The old court with members who were called squires was the predecessor to the commission, which is the legislative body for Shelby County government.
Its powers and relationship with the office of county mayor make the 13 members more powerful than their counterparts on the Memphis City Council.
Before the 1975 restructuring of county government that created the office of county mayor, the chairman of the old quarterly court functioned as a county executive, performing the administrative duties of county government.
The chairman of the commission no longer has those duties, but the mayor’s office does.
The 13 county commissioners are elected from five districts that cover all of Shelby County.
Four of the districts have three positions each. District 5 is the only exception. It is smaller and has one representative.
The commission has a chairman who serves a one-year term. The concept is for every commissioner who wants a turn at serving as chairman to get a turn.
Not all commissioners want the job, though, and some attempt to serve several terms as chairman.
Like most other matters on the commission, it is possible with seven votes.
The commission’s agenda consists of zoning matters, appointments to boards and commissions, resolutions and ordinances.

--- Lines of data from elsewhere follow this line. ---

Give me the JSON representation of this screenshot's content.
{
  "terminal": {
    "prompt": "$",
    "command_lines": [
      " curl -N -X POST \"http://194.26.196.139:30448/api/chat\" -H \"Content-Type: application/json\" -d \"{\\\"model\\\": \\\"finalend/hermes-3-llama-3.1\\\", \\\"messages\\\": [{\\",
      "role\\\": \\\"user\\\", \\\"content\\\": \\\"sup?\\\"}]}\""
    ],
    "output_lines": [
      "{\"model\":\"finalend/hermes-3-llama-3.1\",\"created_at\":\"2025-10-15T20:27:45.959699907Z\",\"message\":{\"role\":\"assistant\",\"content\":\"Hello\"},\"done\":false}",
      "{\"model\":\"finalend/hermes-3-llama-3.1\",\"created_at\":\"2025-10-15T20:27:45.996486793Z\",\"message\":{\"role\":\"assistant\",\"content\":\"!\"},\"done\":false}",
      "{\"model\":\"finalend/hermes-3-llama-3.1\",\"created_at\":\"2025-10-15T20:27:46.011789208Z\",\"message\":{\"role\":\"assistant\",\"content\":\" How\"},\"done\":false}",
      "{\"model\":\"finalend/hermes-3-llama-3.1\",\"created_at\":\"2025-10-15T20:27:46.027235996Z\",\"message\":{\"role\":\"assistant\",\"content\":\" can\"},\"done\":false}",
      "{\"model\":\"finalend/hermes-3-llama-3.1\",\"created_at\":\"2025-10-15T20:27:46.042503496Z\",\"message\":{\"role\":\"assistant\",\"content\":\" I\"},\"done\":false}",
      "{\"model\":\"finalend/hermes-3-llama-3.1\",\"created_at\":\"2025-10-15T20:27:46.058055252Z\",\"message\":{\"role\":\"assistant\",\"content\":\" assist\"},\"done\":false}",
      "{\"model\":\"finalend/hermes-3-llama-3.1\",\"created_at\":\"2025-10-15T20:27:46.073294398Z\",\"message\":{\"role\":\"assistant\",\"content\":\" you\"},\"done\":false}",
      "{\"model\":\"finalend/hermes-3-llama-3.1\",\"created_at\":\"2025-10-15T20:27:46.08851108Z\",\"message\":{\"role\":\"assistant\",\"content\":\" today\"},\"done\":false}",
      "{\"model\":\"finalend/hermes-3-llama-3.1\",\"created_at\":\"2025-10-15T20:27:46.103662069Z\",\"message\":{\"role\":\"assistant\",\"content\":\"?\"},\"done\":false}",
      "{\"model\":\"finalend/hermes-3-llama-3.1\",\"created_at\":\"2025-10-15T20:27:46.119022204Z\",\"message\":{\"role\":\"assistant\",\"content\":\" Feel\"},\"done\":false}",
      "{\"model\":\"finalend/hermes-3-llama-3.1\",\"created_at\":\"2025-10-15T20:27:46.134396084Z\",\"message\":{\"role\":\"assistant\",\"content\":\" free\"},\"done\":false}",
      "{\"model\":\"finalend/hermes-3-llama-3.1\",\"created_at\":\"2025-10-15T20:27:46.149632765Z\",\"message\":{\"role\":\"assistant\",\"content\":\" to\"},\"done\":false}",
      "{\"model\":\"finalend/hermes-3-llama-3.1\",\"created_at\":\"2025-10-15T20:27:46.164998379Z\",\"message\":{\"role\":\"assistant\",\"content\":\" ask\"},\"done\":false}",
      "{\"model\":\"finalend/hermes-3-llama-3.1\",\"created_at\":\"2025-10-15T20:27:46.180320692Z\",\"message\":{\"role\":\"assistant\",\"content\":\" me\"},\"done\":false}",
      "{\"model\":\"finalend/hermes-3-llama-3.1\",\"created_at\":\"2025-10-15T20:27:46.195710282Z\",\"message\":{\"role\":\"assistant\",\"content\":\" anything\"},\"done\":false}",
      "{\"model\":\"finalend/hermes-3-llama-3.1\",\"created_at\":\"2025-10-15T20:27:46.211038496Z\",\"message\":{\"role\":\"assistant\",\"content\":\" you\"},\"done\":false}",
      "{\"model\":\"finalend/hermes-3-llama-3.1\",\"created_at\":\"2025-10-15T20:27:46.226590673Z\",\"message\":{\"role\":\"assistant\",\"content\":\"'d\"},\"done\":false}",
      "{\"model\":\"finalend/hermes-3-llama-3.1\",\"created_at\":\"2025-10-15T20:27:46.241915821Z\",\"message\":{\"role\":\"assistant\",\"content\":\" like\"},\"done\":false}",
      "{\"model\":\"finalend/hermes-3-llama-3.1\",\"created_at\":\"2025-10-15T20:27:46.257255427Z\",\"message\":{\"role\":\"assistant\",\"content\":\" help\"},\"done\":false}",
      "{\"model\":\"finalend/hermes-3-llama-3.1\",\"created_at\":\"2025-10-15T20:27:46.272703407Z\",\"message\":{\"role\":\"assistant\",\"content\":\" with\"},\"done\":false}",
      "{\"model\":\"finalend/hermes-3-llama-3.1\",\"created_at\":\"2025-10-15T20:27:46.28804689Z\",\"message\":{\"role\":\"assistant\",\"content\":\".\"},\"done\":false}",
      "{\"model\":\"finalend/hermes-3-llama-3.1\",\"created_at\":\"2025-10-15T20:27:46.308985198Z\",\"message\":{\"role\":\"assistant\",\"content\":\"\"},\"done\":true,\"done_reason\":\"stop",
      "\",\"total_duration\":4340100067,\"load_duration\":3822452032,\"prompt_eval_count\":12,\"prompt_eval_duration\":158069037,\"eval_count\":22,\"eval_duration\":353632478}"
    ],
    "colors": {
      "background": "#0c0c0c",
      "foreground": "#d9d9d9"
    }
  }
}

Through those, the County Commission sets the county property tax rate, approves a county budget and approves the expenditures of taxpayer money.
The resolutions and ordinances get most of the attention.

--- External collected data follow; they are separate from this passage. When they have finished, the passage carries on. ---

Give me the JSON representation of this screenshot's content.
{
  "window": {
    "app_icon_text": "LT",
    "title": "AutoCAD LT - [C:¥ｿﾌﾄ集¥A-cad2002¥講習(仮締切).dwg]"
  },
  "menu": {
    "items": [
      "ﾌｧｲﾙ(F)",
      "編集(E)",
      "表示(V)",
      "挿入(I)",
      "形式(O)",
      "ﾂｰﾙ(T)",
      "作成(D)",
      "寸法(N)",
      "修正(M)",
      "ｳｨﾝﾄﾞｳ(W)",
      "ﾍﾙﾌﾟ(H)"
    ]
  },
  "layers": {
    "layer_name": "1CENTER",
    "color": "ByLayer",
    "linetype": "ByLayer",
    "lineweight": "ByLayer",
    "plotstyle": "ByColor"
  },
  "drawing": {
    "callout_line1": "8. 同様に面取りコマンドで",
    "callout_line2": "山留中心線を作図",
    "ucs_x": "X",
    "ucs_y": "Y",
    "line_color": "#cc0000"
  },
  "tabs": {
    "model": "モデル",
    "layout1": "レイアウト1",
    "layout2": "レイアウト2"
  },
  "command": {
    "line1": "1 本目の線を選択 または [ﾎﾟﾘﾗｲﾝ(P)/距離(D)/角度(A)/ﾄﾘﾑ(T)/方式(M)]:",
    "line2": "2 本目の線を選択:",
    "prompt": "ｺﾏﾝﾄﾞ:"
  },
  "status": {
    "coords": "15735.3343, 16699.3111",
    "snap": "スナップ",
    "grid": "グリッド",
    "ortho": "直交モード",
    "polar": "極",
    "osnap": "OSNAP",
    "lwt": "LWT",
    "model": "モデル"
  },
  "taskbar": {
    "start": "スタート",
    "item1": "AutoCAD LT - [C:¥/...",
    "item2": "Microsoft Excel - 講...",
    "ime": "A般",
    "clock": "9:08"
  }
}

A resolution states the intent of the commission.
Resolutions are often used to express the body's sentiment on matters it does not have a direct voice in, such as certain proposals before the Tennessee Legislature.

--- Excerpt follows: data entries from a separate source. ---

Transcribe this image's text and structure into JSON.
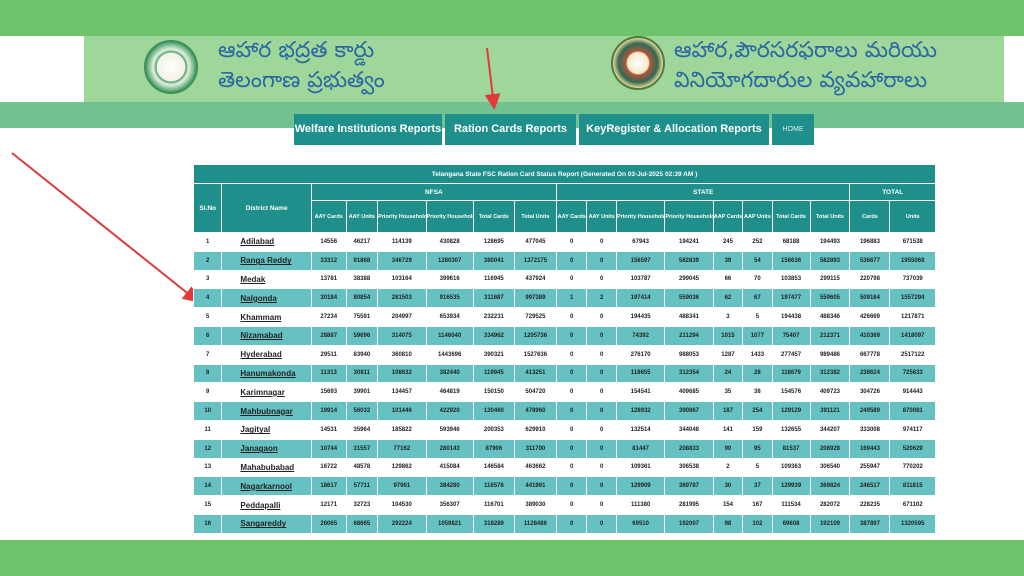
{
  "header": {
    "left_title_line1": "ఆహార భద్రత కార్డు",
    "left_title_line2": "తెలంగాణ ప్రభుత్వం",
    "right_title_line1": "ఆహార,పౌరసరఫరాలు మరియు",
    "right_title_line2": "వినియోగదారుల వ్యవహారాలు"
  },
  "nav": {
    "welfare": "Welfare Institutions Reports",
    "ration": "Ration Cards Reports",
    "keyregister": "KeyRegister & Allocation Reports",
    "home": "HOME"
  },
  "colors": {
    "band": "#6fc46b",
    "header_bg": "#9fd79a",
    "teal": "#1e8f8a",
    "stripe": "#66c2c2",
    "arrow": "#e03a3a"
  },
  "table": {
    "title": "Telangana State FSC Ration Card Status Report (Generated On 03-Jul-2025 02:39 AM )",
    "groups": {
      "nfsa": "NFSA",
      "state": "STATE",
      "total": "TOTAL"
    },
    "col_slno": "Sl.No",
    "col_district": "District Name",
    "nfsa_cols": [
      "AAY Cards",
      "AAY Units",
      "Priority Household cards",
      "Priority Household Units",
      "Total Cards",
      "Total Units"
    ],
    "state_cols": [
      "AAY Cards",
      "AAY Units",
      "Priority Household Cards",
      "Priority Household Units",
      "AAP Cards",
      "AAP Units",
      "Total Cards",
      "Total Units"
    ],
    "total_cols": [
      "Cards",
      "Units"
    ],
    "rows": [
      [
        "1",
        "Adilabad",
        "14556",
        "46217",
        "114139",
        "430828",
        "128695",
        "477045",
        "0",
        "0",
        "67943",
        "194241",
        "245",
        "252",
        "68188",
        "194493",
        "196883",
        "671538"
      ],
      [
        "2",
        "Ranga Reddy",
        "33312",
        "91868",
        "346729",
        "1280307",
        "380041",
        "1372175",
        "0",
        "0",
        "156597",
        "582839",
        "39",
        "54",
        "156636",
        "582893",
        "536677",
        "1955068"
      ],
      [
        "3",
        "Medak",
        "13781",
        "38388",
        "103164",
        "399616",
        "116945",
        "437924",
        "0",
        "0",
        "103787",
        "299045",
        "66",
        "70",
        "103853",
        "299115",
        "220798",
        "737039"
      ],
      [
        "4",
        "Nalgonda",
        "30184",
        "80854",
        "281503",
        "916535",
        "311687",
        "997389",
        "1",
        "2",
        "197414",
        "559036",
        "62",
        "67",
        "197477",
        "559605",
        "509164",
        "1557294"
      ],
      [
        "5",
        "Khammam",
        "27234",
        "75591",
        "204997",
        "653934",
        "232231",
        "729525",
        "0",
        "0",
        "194435",
        "488341",
        "3",
        "5",
        "194438",
        "488346",
        "426669",
        "1217871"
      ],
      [
        "6",
        "Nizamabad",
        "28887",
        "59696",
        "314075",
        "1146040",
        "334962",
        "1205736",
        "0",
        "0",
        "74392",
        "211294",
        "1015",
        "1077",
        "75407",
        "212371",
        "410369",
        "1418097"
      ],
      [
        "7",
        "Hyderabad",
        "29511",
        "83940",
        "360810",
        "1443696",
        "390321",
        "1527636",
        "0",
        "0",
        "276170",
        "988053",
        "1287",
        "1433",
        "277457",
        "989486",
        "667778",
        "2517122"
      ],
      [
        "8",
        "Hanumakonda",
        "11313",
        "30811",
        "108632",
        "382440",
        "119945",
        "413251",
        "0",
        "0",
        "118655",
        "312354",
        "24",
        "28",
        "118679",
        "312382",
        "238624",
        "725633"
      ],
      [
        "9",
        "Karimnagar",
        "15693",
        "39901",
        "134457",
        "464819",
        "150150",
        "504720",
        "0",
        "0",
        "154541",
        "409685",
        "35",
        "38",
        "154576",
        "409723",
        "304726",
        "914443"
      ],
      [
        "10",
        "Mahbubnagar",
        "19914",
        "56032",
        "101446",
        "422920",
        "120460",
        "478960",
        "0",
        "0",
        "128932",
        "390867",
        "187",
        "254",
        "129129",
        "391121",
        "249589",
        "870081"
      ],
      [
        "11",
        "Jagityal",
        "14531",
        "35964",
        "185822",
        "593946",
        "200353",
        "629910",
        "0",
        "0",
        "132514",
        "344048",
        "141",
        "159",
        "132655",
        "344207",
        "333008",
        "974117"
      ],
      [
        "12",
        "Janagaon",
        "10744",
        "31557",
        "77162",
        "280143",
        "87906",
        "311700",
        "0",
        "0",
        "81447",
        "208833",
        "90",
        "95",
        "81537",
        "208928",
        "169443",
        "520629"
      ],
      [
        "13",
        "Mahabubabad",
        "16722",
        "48578",
        "129862",
        "415084",
        "146584",
        "463662",
        "0",
        "0",
        "109361",
        "306538",
        "2",
        "5",
        "109363",
        "306540",
        "255947",
        "770202"
      ],
      [
        "14",
        "Nagarkarnool",
        "18617",
        "57711",
        "97961",
        "384280",
        "116578",
        "441991",
        "0",
        "0",
        "129909",
        "369787",
        "30",
        "37",
        "129939",
        "369824",
        "246517",
        "811815"
      ],
      [
        "15",
        "Peddapalli",
        "12171",
        "32723",
        "104530",
        "356307",
        "116701",
        "389030",
        "0",
        "0",
        "111380",
        "281995",
        "154",
        "167",
        "111534",
        "282072",
        "228235",
        "671102"
      ],
      [
        "16",
        "Sangareddy",
        "26065",
        "68665",
        "292224",
        "1059821",
        "318289",
        "1128486",
        "0",
        "0",
        "69510",
        "192007",
        "98",
        "102",
        "69608",
        "192109",
        "387897",
        "1320595"
      ]
    ]
  }
}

An ordinance is a policy of county government. Unlike a resolution, which is voted on once, an ordinance must win approval on each of three readings or votes.
If an ordinance is significantly amended on the second or third reading, the final vote is delayed to give commissioners time to consider the change.
The commission meets twice a month and meetings usually run about an hour or two with a light agenda – four hours or so if a lot is going on.
Two issues figure in to the 11 competitive races for the Shelby County Commission – the future of the Regional Medical Center and local government consolidation.
Any push card for a credible candidate includes either something about how to save The MED or the candidate’s opposition to consolidation – or both.
Democrats have tended to gravitate toward The MED and Republicans to consolidation.
The consolidation issue dominates the campaigns for the three positions in commission District 4.
The district covers all six of Shelby County’s suburban municipalities – Arlington, Bartlett, Collierville, Germantown, Lakeland and Millington.
Commission chairwoman Joyce Avery is leaving her Position 1 seat in District 4 after a second term that has included being the first woman county mayor following A C Wharton Jr.'s resignation in October.
The race for the seat is the most hotly contested of the commission races.
Outgoing Probate Court clerk Chris Thomas announced early that he would be going for the seat – a return to local legislative politics after four terms as the clerk.
Thomas began his political career in 1992 as a Memphis school board member.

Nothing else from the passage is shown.